The Virginia Redistricting Commission will miss its last deadline Monday after not meeting to take up congressional maps, leaving the Supreme Court of Virginia to take over the last task that remained with the commission.

Legislative leadership from both parties submitted nominees for “special masters,” experts that will be chosen by the court to redraw Virginia's political districts after the commission failed to submit maps for any of the maps it was tasked with drawing.

Both parties submitted the same list for both houses on November 1st: Senate and House Democrats submitting three names, and their Republican counterparts submitting a different set of three.

Republicans in the House and Senate nominated an mapping expert and demographer who is based in Virginia, the head of the national GOP’s redistricting operation, and a redistricting expert who appears to have worked on Texas’ new map, according to reporting by the Texas Tribune

Democrats nominated three academics, including the Political Scientist who redrew Virginia congressional and House of Delegates districts after the last round of redistricting.

Democrats also requested a formal briefing schedule so that the legislative leadership can respond and comment on the maps.

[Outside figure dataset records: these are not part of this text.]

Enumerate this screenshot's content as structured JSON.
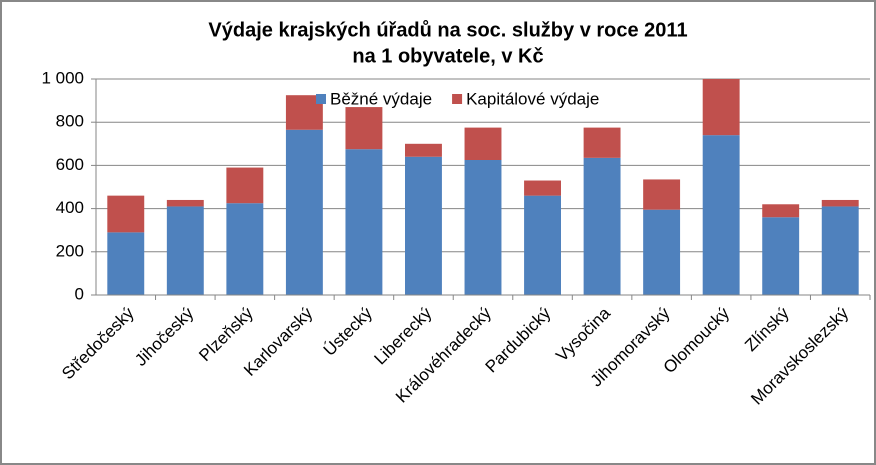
{
  "chart_data": {
    "type": "stacked_bar",
    "title": [
      "Výdaje krajských úřadů na soc. služby v roce 2011",
      "na 1 obyvatele, v Kč"
    ],
    "categories": [
      "Středočeský",
      "Jihočeský",
      "Plzeňský",
      "Karlovarský",
      "Ústecký",
      "Liberecký",
      "Královéhradecký",
      "Pardubický",
      "Vysočina",
      "Jihomoravský",
      "Olomoucký",
      "Zlínský",
      "Moravskoslezský"
    ],
    "series": [
      {
        "name": "Běžné výdaje",
        "color": "#4f81bd",
        "values": [
          290,
          410,
          425,
          765,
          675,
          640,
          625,
          460,
          635,
          395,
          740,
          360,
          410
        ]
      },
      {
        "name": "Kapitálové výdaje",
        "color": "#c0504d",
        "values": [
          170,
          30,
          165,
          160,
          195,
          60,
          150,
          70,
          140,
          140,
          260,
          60,
          30
        ]
      }
    ],
    "ylim": [
      0,
      1000
    ],
    "yticks": [
      0,
      200,
      400,
      600,
      800,
      {
        "value": 1000,
        "label": "1 000"
      }
    ],
    "grid": true,
    "legend": "top"
  }
}
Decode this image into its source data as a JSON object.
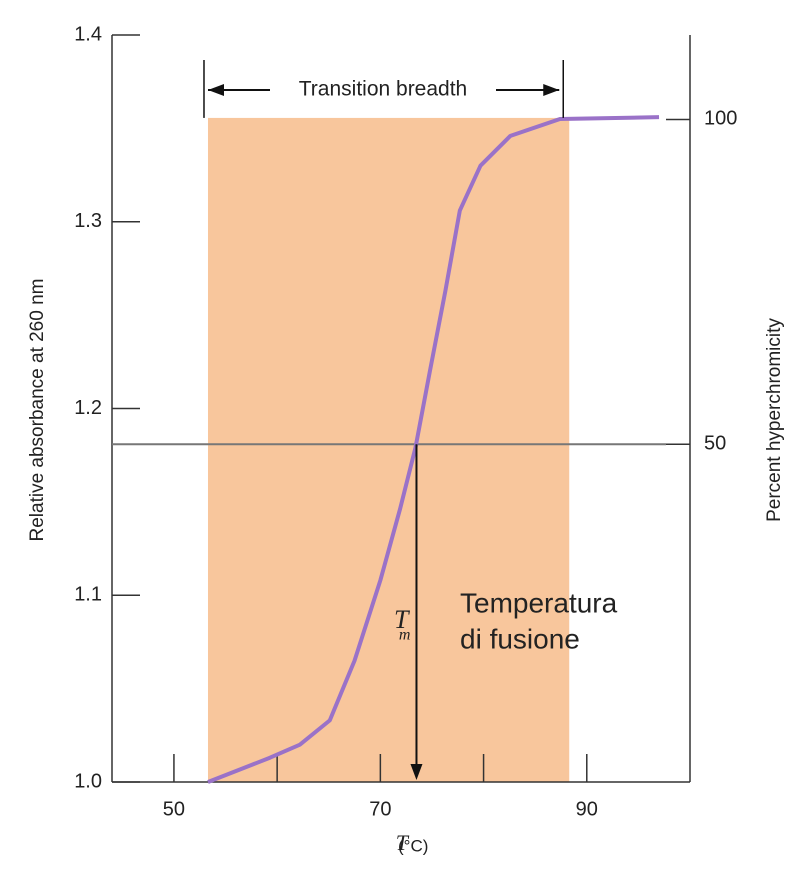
{
  "chart_data": {
    "type": "line",
    "ylabel": "Relative absorbance at 260 nm",
    "y2label": "Percent hyperchromicity",
    "xlabel": [
      "T",
      "(°C)"
    ],
    "series": [
      {
        "name": "Absorbance",
        "color": "#9a72c8",
        "x": [
          53.3,
          59.3,
          62.2,
          65.1,
          67.5,
          70,
          71.9,
          73.4,
          74.8,
          76.3,
          77.7,
          79.7,
          82.6,
          87.4,
          97
        ],
        "values": [
          1.0,
          1.013,
          1.02,
          1.033,
          1.065,
          1.108,
          1.146,
          1.179,
          1.22,
          1.263,
          1.306,
          1.33,
          1.346,
          1.355,
          1.356
        ]
      }
    ],
    "xlim": [
      44,
      100
    ],
    "xticks": [
      50,
      70,
      90
    ],
    "minor_xticks": [
      60,
      80
    ],
    "ylim": [
      1.0,
      1.4
    ],
    "yticks": [
      {
        "value": 1,
        "label": "1.0"
      },
      1.1,
      1.2,
      1.3,
      1.4
    ],
    "y2lim": [
      -2,
      113
    ],
    "y2ticks": [
      50,
      100
    ],
    "shade": {
      "x": [
        53.3,
        88.3
      ],
      "top": 1.3556,
      "color": "#f8c69c"
    },
    "reference_line": 50,
    "transition_label": "Transition breadth",
    "tm": {
      "x": 73.5,
      "label": [
        "T",
        "m"
      ]
    },
    "annotation": [
      "Temperatura",
      "di fusione"
    ]
  }
}
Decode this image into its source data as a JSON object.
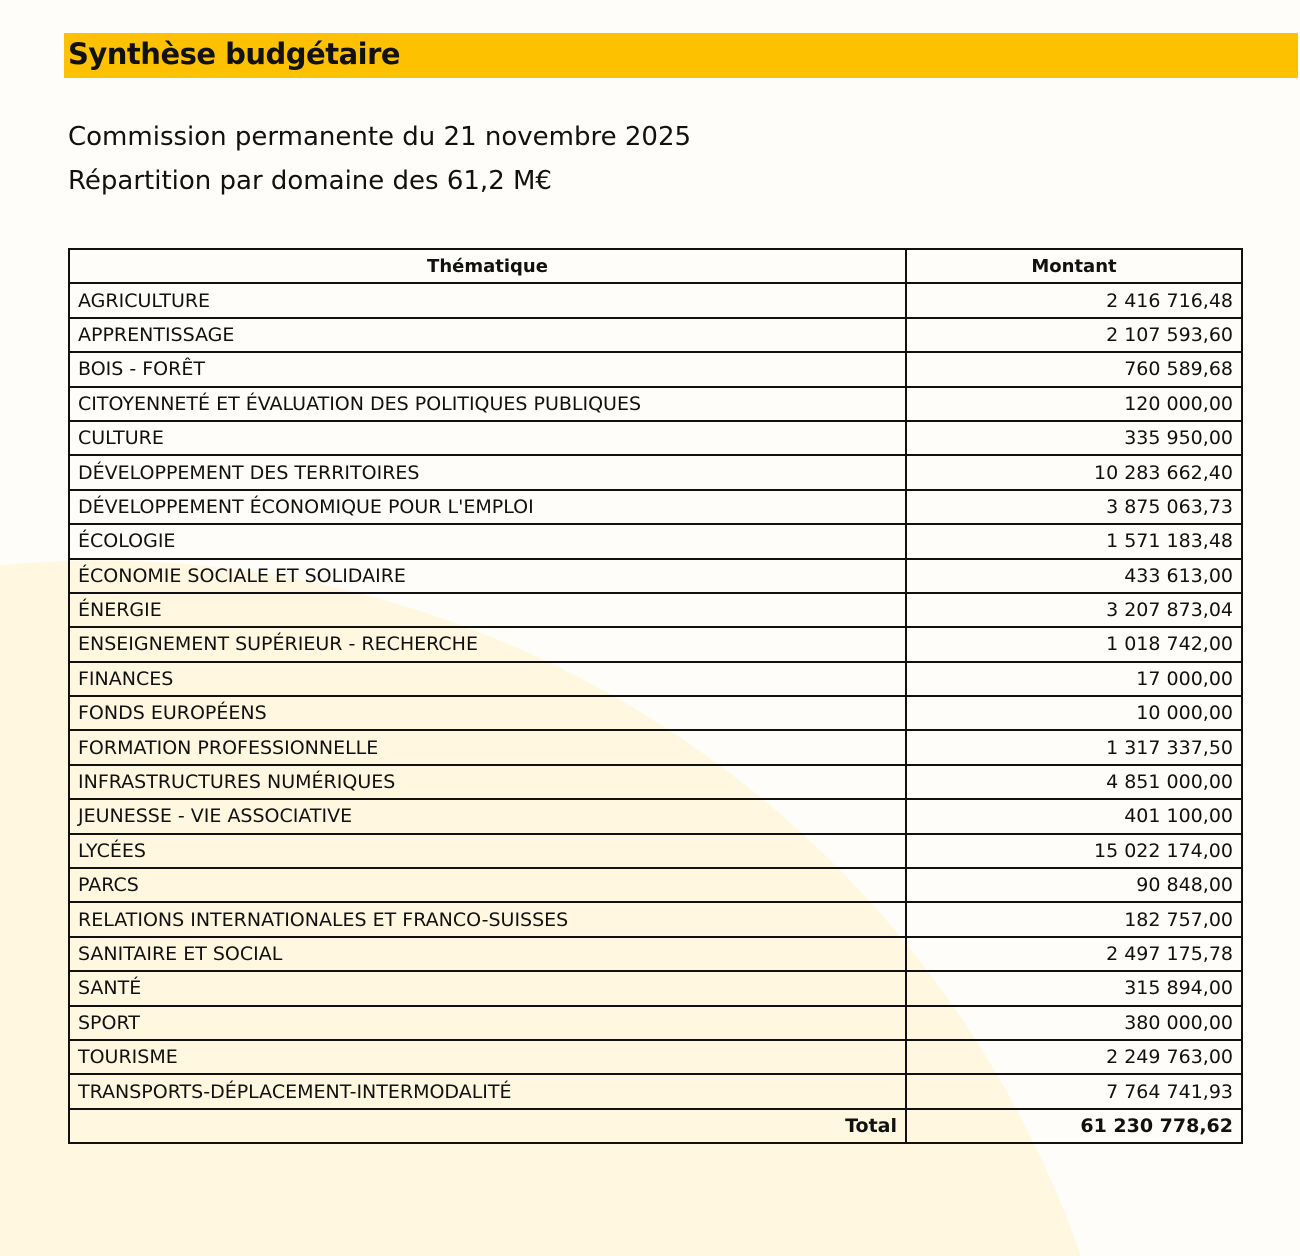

The Supreme Court said in a press release that the public and elected officials can comment in written comments via emails sent to redistricting@vacourts.gov.

The Supreme Court could consider the special masters as early as this week, as they are meeting November 8-10th.

Another judicial process around redistricting is ongoing. A lawsuit alleges that last week’s elections were for out of date and unconstitutional districts and that elections should be held again in 2022. A hearing date hasn’t been set yet.